Romeo (Telugu: రోమియో) is a 2014 Telugu drama film starring Sairam Shankar and Adonika in the lead, directed by Gopiganesh Pattabhi. Valluripalli Ramesh produced this movie under the Maharshi Cinema Banner and Sunil Kashyap provided the music for the film. The film released after much delay.

Cast
 Sairam Shankar as Kittu 
 Adonika as Madhoo 
 Subbaraju
 Pragathi
 Ali
 Ravi Teja as himself (cameo appearance)

Production
The film is set in Verona, the same place where Shakespeare's drama Romeo and Juliet was set. A majority of the film was shot in Europe.

Soundtrack 
The songs are composed by Sunil Kashyap.

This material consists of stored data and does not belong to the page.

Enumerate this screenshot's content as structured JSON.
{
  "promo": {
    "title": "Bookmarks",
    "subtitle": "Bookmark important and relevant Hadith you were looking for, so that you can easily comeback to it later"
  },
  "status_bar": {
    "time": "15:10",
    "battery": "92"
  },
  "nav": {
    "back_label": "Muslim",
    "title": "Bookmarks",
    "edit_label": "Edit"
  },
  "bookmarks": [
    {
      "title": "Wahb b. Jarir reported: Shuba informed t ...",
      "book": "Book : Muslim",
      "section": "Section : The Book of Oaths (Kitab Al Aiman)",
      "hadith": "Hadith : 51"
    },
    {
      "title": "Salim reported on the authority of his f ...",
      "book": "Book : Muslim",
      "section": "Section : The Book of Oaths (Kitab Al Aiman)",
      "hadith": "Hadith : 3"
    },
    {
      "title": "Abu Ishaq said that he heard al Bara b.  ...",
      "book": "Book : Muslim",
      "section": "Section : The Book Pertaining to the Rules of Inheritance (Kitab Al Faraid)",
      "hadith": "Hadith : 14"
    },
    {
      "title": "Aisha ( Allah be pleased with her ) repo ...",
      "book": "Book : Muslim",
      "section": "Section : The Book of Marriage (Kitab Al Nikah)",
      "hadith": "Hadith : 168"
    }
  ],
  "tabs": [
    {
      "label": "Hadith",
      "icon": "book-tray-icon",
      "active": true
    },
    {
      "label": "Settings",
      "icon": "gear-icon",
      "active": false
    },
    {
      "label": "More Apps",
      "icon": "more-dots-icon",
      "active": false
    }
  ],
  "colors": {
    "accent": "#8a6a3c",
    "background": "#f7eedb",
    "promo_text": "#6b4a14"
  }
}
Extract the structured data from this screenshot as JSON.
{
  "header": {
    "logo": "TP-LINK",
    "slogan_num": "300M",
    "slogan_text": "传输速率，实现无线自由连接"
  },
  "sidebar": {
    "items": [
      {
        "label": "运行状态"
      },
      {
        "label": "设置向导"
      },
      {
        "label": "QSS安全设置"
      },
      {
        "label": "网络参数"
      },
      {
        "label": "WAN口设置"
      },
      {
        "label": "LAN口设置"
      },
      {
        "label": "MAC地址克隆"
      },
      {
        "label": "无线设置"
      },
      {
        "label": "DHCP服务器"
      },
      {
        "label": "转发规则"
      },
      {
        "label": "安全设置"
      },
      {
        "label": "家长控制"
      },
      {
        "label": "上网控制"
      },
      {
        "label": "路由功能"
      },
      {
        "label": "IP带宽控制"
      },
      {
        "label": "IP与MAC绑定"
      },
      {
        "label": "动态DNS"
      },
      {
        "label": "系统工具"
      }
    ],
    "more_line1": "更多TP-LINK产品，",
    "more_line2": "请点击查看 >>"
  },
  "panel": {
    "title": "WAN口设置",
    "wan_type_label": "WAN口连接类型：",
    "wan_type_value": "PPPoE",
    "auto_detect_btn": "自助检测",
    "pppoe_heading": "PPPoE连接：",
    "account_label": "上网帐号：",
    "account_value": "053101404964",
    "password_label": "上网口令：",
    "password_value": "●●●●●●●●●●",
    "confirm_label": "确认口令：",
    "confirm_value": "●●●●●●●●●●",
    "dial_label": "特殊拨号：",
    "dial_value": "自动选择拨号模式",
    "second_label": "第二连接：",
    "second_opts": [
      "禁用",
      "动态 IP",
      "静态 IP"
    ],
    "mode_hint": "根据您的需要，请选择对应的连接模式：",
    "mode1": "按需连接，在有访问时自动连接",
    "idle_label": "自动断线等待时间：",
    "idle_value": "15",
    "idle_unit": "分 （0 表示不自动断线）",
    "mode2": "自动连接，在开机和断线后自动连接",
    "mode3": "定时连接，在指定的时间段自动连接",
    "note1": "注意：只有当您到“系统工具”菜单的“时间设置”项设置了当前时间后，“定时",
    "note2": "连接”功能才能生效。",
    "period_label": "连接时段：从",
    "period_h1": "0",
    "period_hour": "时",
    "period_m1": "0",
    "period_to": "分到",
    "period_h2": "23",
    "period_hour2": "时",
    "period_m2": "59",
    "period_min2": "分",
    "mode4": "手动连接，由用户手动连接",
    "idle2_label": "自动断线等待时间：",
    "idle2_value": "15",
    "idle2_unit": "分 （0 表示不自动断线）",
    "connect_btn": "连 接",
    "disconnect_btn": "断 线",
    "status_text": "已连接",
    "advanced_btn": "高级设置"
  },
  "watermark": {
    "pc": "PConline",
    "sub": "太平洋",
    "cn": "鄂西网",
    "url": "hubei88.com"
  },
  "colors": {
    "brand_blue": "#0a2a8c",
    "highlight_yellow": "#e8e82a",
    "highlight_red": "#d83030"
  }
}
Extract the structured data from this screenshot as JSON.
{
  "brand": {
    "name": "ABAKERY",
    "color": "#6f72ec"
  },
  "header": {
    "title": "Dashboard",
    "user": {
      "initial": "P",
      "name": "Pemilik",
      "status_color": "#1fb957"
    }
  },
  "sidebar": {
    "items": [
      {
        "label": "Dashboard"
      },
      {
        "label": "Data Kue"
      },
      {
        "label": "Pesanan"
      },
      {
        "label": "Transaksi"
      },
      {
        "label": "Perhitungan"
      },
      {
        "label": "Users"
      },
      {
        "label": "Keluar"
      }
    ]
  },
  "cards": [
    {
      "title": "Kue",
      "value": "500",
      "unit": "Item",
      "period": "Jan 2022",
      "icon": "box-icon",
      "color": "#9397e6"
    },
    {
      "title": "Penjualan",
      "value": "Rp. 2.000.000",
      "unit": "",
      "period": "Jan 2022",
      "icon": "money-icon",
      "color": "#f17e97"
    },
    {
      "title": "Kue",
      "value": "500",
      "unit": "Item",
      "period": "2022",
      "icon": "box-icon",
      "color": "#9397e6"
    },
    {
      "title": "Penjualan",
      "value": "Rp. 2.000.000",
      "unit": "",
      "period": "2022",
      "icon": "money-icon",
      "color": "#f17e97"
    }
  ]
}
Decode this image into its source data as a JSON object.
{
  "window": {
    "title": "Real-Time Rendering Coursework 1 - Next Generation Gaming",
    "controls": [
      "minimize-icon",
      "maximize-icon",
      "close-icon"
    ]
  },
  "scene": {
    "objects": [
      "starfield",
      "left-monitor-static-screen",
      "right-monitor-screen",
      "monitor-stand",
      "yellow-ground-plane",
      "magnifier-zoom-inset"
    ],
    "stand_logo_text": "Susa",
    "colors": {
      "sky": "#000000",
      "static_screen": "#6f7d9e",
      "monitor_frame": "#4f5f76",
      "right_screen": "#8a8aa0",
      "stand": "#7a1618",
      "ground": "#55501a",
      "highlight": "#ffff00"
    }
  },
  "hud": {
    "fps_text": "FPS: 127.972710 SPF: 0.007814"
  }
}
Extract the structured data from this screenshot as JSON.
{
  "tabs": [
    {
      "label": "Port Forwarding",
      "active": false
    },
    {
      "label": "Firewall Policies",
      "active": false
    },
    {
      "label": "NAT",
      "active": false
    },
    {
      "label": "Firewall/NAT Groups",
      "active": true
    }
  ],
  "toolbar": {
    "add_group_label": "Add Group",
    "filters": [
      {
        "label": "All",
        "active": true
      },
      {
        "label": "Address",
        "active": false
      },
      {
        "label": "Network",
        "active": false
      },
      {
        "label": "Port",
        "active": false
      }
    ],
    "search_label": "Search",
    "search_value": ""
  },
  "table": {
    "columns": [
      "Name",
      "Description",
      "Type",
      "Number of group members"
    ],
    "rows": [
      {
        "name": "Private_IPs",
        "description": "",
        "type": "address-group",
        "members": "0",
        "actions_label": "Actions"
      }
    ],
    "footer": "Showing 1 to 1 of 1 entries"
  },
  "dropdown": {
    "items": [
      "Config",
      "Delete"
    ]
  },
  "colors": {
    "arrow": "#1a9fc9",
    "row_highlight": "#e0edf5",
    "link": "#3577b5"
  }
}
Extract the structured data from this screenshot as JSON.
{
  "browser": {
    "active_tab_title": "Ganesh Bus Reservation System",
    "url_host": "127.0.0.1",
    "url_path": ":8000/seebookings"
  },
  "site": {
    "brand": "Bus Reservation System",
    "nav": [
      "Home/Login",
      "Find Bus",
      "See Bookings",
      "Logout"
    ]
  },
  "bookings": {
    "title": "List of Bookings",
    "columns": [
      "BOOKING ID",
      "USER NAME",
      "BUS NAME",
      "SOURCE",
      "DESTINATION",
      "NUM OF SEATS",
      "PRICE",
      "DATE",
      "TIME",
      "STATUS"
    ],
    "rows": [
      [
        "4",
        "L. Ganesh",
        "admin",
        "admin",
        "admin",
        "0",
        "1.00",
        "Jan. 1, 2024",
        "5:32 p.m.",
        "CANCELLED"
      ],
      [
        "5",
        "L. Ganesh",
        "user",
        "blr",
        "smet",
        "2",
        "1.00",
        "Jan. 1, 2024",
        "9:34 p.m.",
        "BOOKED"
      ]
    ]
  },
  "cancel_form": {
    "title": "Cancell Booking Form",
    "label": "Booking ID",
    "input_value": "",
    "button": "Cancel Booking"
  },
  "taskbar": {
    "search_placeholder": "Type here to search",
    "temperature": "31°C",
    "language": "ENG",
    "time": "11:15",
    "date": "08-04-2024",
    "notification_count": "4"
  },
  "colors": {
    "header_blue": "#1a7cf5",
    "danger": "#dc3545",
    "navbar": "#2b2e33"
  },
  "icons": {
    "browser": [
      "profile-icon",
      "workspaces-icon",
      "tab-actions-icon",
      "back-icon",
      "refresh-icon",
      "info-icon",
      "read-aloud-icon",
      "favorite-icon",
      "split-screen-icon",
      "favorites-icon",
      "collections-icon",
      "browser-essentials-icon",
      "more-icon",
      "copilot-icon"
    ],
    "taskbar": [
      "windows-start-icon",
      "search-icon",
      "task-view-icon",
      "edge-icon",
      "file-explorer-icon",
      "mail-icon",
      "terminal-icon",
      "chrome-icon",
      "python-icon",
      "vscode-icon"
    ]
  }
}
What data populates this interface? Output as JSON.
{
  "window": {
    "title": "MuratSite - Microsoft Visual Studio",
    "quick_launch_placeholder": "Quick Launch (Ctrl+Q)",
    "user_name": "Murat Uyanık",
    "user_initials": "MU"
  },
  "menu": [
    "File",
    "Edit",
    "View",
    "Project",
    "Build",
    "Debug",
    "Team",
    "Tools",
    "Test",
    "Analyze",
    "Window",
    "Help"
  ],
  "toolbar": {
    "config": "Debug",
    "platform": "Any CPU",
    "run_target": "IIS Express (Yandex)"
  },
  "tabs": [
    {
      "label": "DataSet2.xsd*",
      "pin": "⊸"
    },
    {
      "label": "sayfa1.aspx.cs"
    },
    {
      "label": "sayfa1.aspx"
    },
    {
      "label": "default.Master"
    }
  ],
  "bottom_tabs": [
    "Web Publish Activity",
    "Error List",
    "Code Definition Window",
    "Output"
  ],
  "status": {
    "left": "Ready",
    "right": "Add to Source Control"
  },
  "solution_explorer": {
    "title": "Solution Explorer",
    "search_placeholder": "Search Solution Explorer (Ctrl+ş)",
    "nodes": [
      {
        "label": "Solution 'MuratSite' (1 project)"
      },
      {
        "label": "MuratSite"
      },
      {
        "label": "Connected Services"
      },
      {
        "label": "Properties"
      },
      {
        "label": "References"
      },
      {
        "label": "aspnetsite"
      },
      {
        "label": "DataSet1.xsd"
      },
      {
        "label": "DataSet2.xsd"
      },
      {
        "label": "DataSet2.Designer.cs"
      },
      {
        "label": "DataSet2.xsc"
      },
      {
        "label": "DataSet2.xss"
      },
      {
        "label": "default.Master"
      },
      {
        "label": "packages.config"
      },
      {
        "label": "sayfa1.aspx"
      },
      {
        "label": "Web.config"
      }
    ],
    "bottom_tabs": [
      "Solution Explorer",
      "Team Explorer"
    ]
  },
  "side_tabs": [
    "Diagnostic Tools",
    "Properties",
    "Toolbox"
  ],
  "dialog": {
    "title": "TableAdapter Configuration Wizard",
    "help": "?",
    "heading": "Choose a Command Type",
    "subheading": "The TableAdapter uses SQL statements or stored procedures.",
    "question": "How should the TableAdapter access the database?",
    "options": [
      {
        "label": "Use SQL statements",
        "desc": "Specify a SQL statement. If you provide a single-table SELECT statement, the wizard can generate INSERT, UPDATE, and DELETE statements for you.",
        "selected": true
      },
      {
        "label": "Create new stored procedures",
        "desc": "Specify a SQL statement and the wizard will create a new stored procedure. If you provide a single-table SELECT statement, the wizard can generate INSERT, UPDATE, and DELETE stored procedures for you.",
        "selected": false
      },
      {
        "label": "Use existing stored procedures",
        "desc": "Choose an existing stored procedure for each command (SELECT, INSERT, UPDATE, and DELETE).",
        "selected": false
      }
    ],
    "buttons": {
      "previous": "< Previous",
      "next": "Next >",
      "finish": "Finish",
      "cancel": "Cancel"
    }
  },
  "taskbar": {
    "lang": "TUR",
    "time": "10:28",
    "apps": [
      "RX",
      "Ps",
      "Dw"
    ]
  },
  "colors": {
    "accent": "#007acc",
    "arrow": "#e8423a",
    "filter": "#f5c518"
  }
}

Lyrics by Viswa, Bhaskarabhatla, Paidisetty Ram and Sunil Kashyap.
"Aajaa Aajaa" - Sravana Bhargavi
"Ee Ammaiyil Antha" - Sunil Kashyap
"Pranamaa" - Sunil Kashyap
"Neelo Neelo" - Alfans
"Naalo Cheragani" - Karthik, Ranjith
"Romeo Rocks" - Sunil Kashyap

Reception 
A critic from The Times of India wrote that "Ten minutes into the story, there are hints that the film is beyond redemption and it continues to tumble down the rabbit hole".